The urgency of research in the pandemic era and its rapid application into viable market solutions will force current CMS restrictions that were relevant in the managed care era to become irrelevant and fade away in the era of the pandemic. In the hot, crisis management-social networking ecology of current and potential pandemics, direct patient engagement and service accelerates immediate access to the larger pool of diverse populations and genomes needed to expedite effective antibiotic and vaccine development and dissemination.
The global public good is served when the playbook of crisis management-social networking allows flexible for-profit networks to accelerate research through a variety of models, including performing direct patient care that gathers diverse, genomic data to expedite market solutions addressing the current pandemic and others to come. To that end, for example, entities such as coalitions of manufacturers offering social determinants of health services might in the future serve a similar function to the CCCs in Sierra Leone, providing supportive services and direct care, including testing, crisis stabilization beds, in-home care kits, remote/monitoring, collection of genomic data, and prevention through administration of vaccines as they become available.

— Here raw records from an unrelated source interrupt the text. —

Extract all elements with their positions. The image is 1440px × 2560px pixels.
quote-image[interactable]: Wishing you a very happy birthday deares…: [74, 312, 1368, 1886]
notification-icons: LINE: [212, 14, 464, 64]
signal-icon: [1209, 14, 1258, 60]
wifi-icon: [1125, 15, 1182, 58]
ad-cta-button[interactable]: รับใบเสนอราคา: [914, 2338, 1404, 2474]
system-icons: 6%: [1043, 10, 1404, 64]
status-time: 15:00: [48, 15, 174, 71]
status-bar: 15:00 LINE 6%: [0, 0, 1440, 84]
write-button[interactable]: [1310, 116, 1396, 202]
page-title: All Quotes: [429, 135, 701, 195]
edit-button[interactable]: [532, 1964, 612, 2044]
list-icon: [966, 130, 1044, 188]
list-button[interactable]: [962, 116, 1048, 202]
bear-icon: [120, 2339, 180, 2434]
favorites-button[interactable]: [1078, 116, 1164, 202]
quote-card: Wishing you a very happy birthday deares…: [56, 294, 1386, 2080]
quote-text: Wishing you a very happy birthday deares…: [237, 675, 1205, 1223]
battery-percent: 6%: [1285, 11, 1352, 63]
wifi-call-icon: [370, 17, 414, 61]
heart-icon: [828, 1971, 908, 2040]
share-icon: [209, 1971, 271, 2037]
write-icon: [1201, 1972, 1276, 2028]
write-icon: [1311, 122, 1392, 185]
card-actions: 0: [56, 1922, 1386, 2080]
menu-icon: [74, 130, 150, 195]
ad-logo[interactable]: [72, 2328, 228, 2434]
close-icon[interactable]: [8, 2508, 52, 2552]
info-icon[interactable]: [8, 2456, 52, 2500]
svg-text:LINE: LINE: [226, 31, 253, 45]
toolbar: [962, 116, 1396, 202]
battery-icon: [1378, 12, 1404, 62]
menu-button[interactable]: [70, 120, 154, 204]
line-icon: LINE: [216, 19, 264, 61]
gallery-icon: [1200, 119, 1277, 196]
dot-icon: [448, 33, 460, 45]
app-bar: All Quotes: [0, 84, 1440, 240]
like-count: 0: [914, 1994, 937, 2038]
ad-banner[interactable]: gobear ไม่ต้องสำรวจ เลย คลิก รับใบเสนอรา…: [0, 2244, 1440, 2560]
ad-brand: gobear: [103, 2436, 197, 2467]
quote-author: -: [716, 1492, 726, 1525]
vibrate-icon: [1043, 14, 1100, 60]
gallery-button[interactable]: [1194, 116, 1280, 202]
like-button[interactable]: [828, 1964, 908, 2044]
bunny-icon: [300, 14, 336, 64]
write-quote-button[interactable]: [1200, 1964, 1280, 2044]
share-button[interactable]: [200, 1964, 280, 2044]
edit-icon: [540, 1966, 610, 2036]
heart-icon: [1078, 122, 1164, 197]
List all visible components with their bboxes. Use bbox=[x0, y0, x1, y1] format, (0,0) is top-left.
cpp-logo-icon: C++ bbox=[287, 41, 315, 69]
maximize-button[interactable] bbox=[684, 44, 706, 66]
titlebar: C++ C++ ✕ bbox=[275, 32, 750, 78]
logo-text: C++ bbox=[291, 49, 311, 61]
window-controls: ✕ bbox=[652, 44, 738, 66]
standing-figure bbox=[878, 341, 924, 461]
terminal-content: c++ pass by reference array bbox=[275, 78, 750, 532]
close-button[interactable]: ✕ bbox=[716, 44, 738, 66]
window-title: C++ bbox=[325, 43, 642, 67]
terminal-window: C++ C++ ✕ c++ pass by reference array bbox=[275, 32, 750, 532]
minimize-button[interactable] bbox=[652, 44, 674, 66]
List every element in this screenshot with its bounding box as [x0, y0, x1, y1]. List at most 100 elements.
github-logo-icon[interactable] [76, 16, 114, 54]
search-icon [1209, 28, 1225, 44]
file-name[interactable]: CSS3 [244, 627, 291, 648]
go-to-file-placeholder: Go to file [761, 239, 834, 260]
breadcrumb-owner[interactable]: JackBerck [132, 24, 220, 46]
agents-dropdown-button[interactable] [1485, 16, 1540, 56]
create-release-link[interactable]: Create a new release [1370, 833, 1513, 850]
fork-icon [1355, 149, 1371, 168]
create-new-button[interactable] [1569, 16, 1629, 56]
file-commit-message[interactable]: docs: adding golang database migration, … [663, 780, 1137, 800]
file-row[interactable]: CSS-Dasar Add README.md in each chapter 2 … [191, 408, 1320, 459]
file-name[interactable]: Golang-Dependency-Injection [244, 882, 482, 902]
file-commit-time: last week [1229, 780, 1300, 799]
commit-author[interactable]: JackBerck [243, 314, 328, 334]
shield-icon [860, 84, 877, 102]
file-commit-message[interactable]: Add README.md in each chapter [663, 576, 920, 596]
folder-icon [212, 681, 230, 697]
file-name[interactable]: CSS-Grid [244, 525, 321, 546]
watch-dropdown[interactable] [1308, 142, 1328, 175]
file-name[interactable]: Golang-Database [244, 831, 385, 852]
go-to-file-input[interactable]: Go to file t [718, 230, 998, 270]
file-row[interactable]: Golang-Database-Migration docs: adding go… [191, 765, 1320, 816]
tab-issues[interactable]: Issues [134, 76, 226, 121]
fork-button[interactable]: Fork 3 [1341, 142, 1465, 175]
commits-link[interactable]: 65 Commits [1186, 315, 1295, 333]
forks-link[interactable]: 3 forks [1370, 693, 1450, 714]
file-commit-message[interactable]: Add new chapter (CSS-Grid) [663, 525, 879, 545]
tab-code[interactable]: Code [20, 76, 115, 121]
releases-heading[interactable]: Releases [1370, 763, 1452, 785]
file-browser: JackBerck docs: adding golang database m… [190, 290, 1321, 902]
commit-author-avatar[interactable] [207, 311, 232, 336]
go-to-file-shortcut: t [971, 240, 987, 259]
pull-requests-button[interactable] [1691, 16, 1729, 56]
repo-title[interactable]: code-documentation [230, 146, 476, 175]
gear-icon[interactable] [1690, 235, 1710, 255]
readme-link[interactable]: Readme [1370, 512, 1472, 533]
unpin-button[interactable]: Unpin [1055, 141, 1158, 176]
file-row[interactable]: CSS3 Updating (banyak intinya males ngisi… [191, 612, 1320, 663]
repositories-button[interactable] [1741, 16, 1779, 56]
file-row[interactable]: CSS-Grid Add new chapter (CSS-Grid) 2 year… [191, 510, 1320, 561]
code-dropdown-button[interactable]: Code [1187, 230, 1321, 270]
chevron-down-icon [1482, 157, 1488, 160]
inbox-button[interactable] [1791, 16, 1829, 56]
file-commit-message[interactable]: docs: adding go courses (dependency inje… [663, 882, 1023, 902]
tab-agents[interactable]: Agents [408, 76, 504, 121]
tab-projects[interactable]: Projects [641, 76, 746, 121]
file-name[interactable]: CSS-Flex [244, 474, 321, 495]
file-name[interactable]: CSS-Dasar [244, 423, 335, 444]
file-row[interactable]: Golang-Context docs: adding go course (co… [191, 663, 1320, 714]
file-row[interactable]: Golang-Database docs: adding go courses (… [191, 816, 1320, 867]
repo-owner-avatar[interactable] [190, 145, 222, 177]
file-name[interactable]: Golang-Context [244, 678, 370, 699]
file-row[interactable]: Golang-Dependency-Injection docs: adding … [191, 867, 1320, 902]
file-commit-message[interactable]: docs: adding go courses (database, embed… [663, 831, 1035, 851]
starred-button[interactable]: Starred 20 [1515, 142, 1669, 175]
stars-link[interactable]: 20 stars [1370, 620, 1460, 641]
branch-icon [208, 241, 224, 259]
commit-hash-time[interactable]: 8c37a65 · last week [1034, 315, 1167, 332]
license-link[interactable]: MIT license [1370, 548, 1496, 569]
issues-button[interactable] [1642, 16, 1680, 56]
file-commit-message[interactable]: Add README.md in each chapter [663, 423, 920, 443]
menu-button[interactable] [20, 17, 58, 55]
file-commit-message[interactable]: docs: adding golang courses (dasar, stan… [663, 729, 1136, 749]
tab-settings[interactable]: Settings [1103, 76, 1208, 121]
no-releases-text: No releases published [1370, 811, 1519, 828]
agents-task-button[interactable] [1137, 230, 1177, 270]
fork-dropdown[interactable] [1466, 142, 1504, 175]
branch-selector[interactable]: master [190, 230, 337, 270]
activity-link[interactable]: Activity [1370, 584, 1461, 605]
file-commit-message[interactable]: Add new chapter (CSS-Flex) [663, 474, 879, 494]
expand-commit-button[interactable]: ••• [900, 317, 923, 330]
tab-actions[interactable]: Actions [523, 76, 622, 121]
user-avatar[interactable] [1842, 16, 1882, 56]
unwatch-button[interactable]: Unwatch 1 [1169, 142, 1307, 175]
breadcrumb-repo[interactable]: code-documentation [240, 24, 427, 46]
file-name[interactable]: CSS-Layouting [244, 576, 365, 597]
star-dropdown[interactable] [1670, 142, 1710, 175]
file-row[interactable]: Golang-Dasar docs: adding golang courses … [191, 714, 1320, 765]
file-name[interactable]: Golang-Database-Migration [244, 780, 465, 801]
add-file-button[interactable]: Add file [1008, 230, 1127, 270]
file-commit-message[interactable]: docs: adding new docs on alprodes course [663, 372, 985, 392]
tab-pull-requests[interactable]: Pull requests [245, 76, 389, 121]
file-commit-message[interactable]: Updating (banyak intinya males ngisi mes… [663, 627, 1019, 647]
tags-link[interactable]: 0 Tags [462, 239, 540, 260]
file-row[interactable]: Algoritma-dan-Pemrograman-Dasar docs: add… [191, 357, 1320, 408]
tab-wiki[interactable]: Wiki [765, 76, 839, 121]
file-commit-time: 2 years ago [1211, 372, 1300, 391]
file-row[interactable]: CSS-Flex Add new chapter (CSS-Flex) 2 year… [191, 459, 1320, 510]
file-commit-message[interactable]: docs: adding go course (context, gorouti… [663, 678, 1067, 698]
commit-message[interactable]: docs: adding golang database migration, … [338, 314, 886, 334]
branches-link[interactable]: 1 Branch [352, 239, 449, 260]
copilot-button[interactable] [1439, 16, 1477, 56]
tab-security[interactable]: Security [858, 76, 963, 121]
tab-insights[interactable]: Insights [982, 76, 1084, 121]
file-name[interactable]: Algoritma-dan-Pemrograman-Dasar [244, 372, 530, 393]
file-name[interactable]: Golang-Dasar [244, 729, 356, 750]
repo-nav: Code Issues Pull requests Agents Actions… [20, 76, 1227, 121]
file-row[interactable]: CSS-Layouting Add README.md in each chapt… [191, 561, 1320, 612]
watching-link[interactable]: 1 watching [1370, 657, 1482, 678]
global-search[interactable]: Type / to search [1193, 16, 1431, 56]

As the Ebola experience shows, the wheel doesn’t have to be reinvented to adapt it to addressing future national and international pandemics, epidemics, or infodemics. A playbook for these crises already exists, but an additional spoke is needed: powerful leagues of manufacturers gathering data and clinical experience to address the biological transmissions of disease and messaging acumen to address the accelerants of infodemics. For, as former U.S. Surgeon General C. Everett Koop famously observed,26 “Drugs don't work in patients who don't take them.”